World Blood Donor Day was celebrated on June 14 and the community come out in their numbers to help save a life in Berea, Beacon Bay Crossing and Vincent Park to mark this special day.
June is also National Blood Donor Month in South Africa, a month which carries extra importance since the South African National Blood Service (SANBS) has been running at critically low stocks in their banks.
The winter months cause a shortage in blood shortages as because it’s the season synonymous with colds and flu and one can’t donate while sick.
In the case of Candice Ferreira, a blood transfusion saved her life after an emergency C-section.
“I was pregnant with my first child in 2016 when I was diagnosed with placenta previa which caused me to have blood clots almost the size of tennis balls,” said Ferreira
Placenta previa is when the uterus partially or completely covers the cervix which then causes severe bleeding during pregnancy and delivery.
On her fourth hospital visit, her obstetrician decided that she needed an immediate C-section.
“I was bleeding pretty badly and was put under general anaesthesia. My body simply couldn’t cope with the stress. I had two units of blood transfused and was in the hospital for four days,” she said.

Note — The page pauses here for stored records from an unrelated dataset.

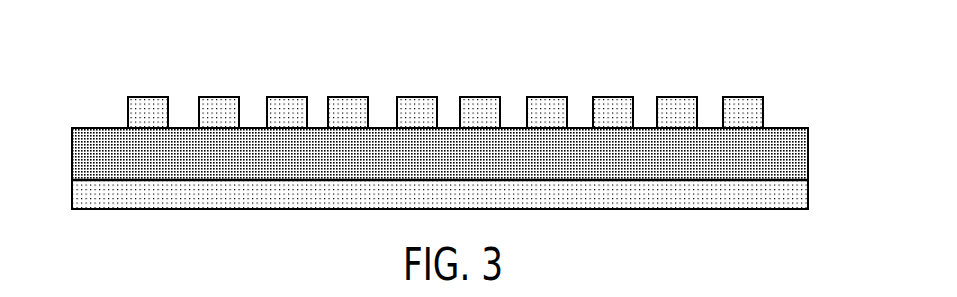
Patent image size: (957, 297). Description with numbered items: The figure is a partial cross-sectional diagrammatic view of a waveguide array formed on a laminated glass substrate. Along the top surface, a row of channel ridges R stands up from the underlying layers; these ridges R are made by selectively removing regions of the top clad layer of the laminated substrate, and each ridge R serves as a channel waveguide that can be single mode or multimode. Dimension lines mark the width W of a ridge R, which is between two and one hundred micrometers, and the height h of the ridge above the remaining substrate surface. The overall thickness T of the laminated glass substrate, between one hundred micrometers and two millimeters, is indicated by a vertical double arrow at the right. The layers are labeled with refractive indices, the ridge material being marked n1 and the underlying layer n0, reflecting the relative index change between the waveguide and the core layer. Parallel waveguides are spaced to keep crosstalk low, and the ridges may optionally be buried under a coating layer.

The substrate layer with refractive index n0 is at (97, 165).
The grating ridge layer with refractive index n1 is at (425, 83).
The channel ridge R is at (405, 108).
The width W is at (800, 53).
The ridge height h is at (923, 98).
The thickness T is at (868, 208).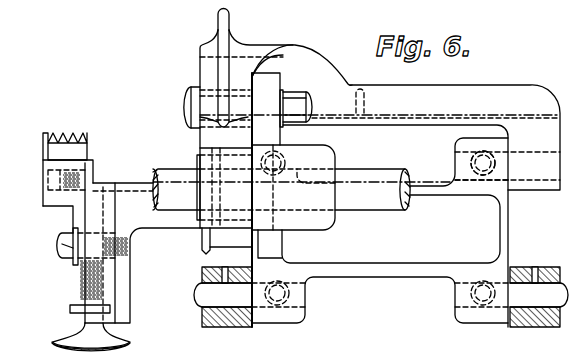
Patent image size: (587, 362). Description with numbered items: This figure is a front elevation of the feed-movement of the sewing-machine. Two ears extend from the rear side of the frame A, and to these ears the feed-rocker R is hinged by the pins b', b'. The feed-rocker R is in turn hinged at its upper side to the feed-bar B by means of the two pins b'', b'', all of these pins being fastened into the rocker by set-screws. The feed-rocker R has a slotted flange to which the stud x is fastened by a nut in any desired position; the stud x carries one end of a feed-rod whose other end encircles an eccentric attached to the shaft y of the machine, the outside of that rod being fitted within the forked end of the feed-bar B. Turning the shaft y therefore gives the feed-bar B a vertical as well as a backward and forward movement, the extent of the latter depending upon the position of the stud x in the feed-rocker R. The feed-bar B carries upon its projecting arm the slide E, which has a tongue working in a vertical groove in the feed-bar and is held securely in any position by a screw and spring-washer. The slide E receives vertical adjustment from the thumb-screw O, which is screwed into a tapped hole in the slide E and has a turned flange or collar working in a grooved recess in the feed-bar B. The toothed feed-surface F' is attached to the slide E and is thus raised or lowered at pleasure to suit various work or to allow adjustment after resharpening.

The feed-bar B is at (322, 186).
The stud x is at (186, 106).
The shaft y is at (301, 190).
The feed-rocker R is at (380, 198).
The pins b'' is at (526, 163).
The pins b' is at (374, 294).
The frame A is at (381, 302).
The ratchet F' is at (65, 169).
The slide E is at (85, 241).
The thumb-screw O is at (91, 328).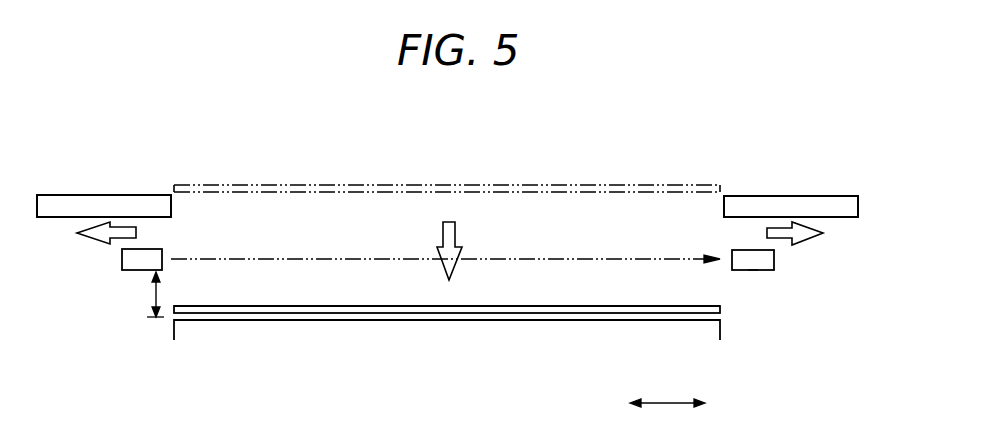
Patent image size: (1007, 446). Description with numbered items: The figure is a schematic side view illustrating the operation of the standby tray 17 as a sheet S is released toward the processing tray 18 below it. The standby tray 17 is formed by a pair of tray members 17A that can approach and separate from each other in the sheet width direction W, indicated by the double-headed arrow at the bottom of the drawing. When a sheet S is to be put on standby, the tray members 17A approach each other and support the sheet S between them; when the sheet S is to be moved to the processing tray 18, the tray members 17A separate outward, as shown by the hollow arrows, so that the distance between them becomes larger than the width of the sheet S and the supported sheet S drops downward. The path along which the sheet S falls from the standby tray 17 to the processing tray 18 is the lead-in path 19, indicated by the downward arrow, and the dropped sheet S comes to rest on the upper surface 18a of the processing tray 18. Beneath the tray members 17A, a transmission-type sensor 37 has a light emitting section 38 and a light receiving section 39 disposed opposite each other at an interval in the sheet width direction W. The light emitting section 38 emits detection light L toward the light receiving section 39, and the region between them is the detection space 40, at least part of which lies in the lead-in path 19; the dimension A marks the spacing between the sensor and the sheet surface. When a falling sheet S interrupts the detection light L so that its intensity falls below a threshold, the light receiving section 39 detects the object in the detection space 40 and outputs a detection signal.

The standby tray 17 is at (808, 193).
The tray member 17A is at (105, 195).
The sheet S is at (452, 185).
The lead-in path 19 is at (456, 233).
The detection light L is at (548, 260).
The light emitting section 38 is at (135, 270).
The sensor 37 is at (788, 258).
The light receiving section 39 is at (757, 271).
The detection space 40 is at (335, 271).
The upper surface of tray 18a is at (686, 318).
The processing tray 18 is at (722, 328).
The distance A is at (162, 294).
The sheet width direction W is at (667, 414).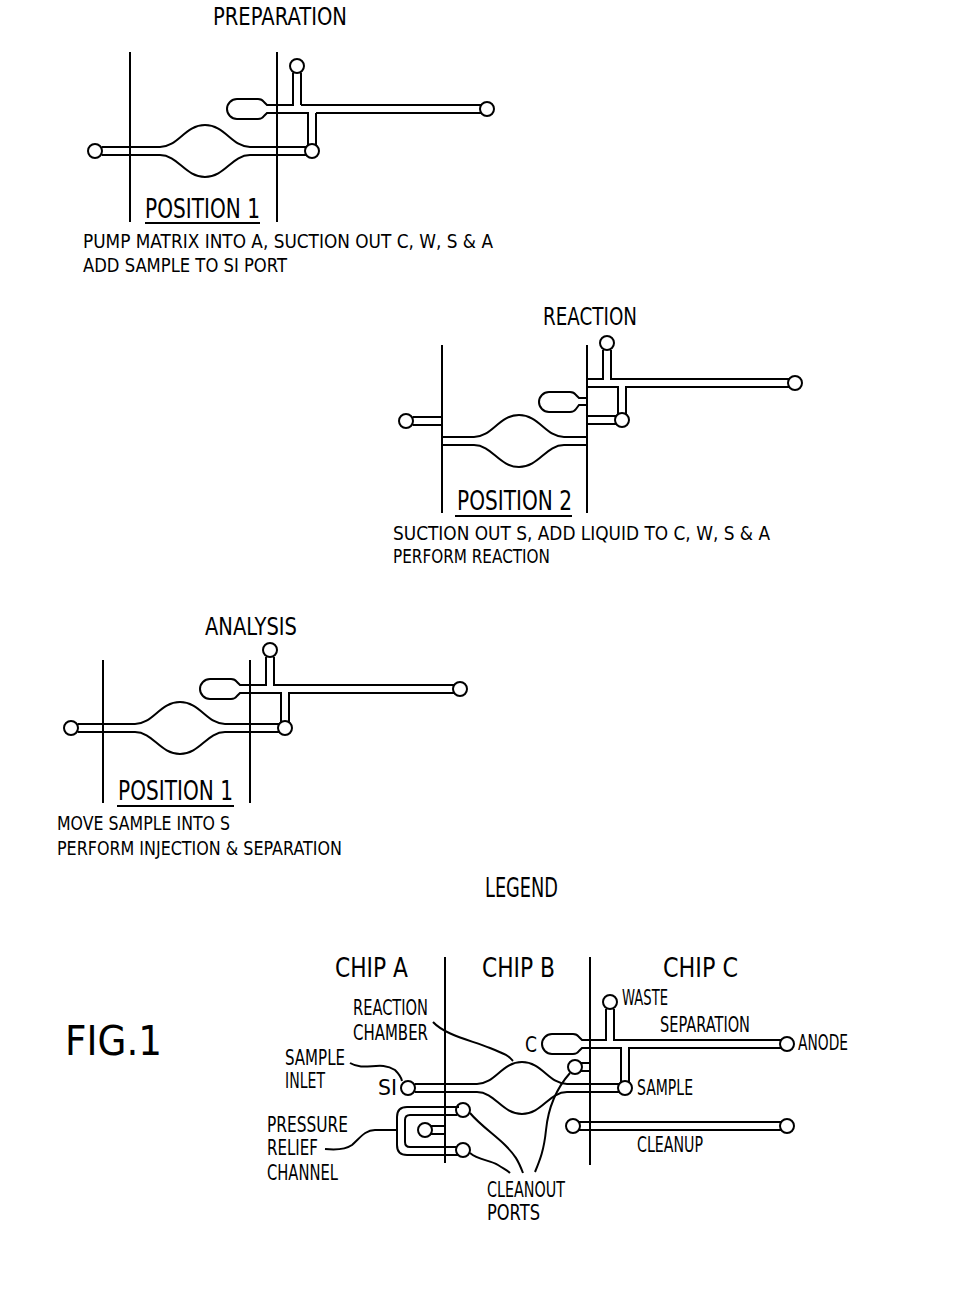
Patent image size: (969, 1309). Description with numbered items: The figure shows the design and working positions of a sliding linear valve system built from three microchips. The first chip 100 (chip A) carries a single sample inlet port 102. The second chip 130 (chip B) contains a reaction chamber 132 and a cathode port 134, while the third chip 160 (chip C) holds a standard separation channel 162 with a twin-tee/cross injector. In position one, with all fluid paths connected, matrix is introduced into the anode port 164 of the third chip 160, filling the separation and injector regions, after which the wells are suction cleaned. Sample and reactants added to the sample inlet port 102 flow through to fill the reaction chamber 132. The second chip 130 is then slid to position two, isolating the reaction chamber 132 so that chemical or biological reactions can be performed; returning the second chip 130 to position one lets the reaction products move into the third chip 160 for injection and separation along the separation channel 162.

Harley, now almost two years old, was born prematurely. Ferreira said she was “growing well and we are blessed to have her”.
She also added that until you’re in such a life-and-death situation, you don’t know how much you actually depend on a blood transfusion.
“I would love to donate blood but I can’t as my veins are too small. I do, however, promote blood drives and work together with the SANBS as much as I can,” she said.
Donor relations practitioner Rene Vice said that it was important to be able to have a variety of blood products.
“Ideally, if blood donors donated blood every eight weeks, there would rarely be a blood shortage.”